Occasionally, my net connection will go pear-shaped — the wireless will just die. This happens most when I am uploading data faster than the cable connection can handle. (Like, say, when I am using VNC from work into home while I am also transferring data.) Without manual intervention, it’ll just sit there connectionless. If I’m not at home, I’m left offline until I can get home and manually click the Repair button.
This annoys me to no end. So, I fixed it.
Save the following as testnet.bat and put it somewhere useful. Download devcon from Microsoft and save it in your path.
@echo off echo Testing net connection ... netsh diag ping adapter 1 & if errorlevel 1 goto reset goto done :reset echo Restarting Wireless Network Drivers ... echo %DATE% %TIME% Restarted wireless drivers. >> c:\\batch\\testnet.log rem netsh interface set interface "Wireless Network Connection" DISABLED DISCONNECTED rem netsh interface set interface "Wireless Network Connection" ENABLED CONNECTED c:\\batch\\devcon.exe restart =NET @pci\\VEN_14E4* :done echo Done.
Schedule the batch file to run every 5 or 10 minutes. The kicker is, make sure you schedule it as an admin user that you do not use to log in, such as Administrator. This way, the annoying little popup window doesn’t disturb your day. (Yes, you can run it as yourself if you create a PIF that runs the window minimized, but then you have a window appearing and disappearing from your task bar all day.)
Make It Work For You
- Change the netsh diag line to use the adapter that works for you. More often than not, it will be adapter 1, but you can run netsh diag show adapter to get a list of adapter numbers for your system.

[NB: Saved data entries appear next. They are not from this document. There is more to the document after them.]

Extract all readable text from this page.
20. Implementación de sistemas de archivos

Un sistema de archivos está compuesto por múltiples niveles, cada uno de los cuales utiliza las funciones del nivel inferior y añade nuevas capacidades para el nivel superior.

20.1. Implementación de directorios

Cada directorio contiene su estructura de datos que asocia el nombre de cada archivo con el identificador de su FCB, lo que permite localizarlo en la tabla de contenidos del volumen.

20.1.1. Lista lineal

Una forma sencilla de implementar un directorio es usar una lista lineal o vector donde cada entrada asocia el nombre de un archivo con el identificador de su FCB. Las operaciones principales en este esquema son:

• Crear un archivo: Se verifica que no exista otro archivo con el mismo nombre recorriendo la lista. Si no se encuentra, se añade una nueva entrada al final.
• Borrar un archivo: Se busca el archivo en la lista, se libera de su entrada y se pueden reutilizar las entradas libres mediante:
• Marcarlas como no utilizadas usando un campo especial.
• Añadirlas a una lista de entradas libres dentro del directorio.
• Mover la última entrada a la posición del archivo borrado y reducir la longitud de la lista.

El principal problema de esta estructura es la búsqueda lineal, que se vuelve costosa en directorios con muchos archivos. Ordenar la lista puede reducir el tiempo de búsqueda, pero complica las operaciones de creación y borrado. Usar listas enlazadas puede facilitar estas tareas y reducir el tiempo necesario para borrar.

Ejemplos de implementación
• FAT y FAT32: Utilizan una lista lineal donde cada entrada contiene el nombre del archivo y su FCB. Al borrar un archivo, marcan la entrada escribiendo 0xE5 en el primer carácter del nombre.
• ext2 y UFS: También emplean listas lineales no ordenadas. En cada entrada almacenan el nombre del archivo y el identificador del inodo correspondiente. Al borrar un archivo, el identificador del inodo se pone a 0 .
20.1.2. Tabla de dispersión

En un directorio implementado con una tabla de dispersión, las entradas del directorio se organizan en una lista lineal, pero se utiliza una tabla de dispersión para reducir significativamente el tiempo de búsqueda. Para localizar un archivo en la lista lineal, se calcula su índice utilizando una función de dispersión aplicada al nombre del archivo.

- Change the log file location to someplace that you can find.
- Change the full path to devcon.exe to whatever you saved it as.
- Change the device identification string from @pci\VEN_14E4 to the one that fits your network card. You can run devcon find =NET to get a list of network card vendor strings. You don’t need the whole thing, just enough to uniquely identify it, then an asterisk as a wildcard.
- If your primary DNS server is not your own (such as if it is your ISP’s) then you may want to not ping it. You can change the netsh diag ping line to ping a specific IP instead, such as the external address of your cable/DSL modem. This will look like netsh diag ping iphost myhostname. This has the added benefit of not bombing out your LAN connectivity if it is a WAN connectivity problem.
How It Works
- The netsh diag command pings three hosts: the default gateway, the primary DNS server, and the local non-localhost IP. On success, errorlevel is 0.
- If the pings are not successful, the reset part of the file is executed. The devcon utility just restarts the network card driver, basically doing the same thing as if you had gone into the Device Manager and disabled then enabled the card.
- That rem lines should have worked, but Microsoft apparently crippled the netsh command so that it could no longer do what its own help file says it can do. Hence why you need devcon instead.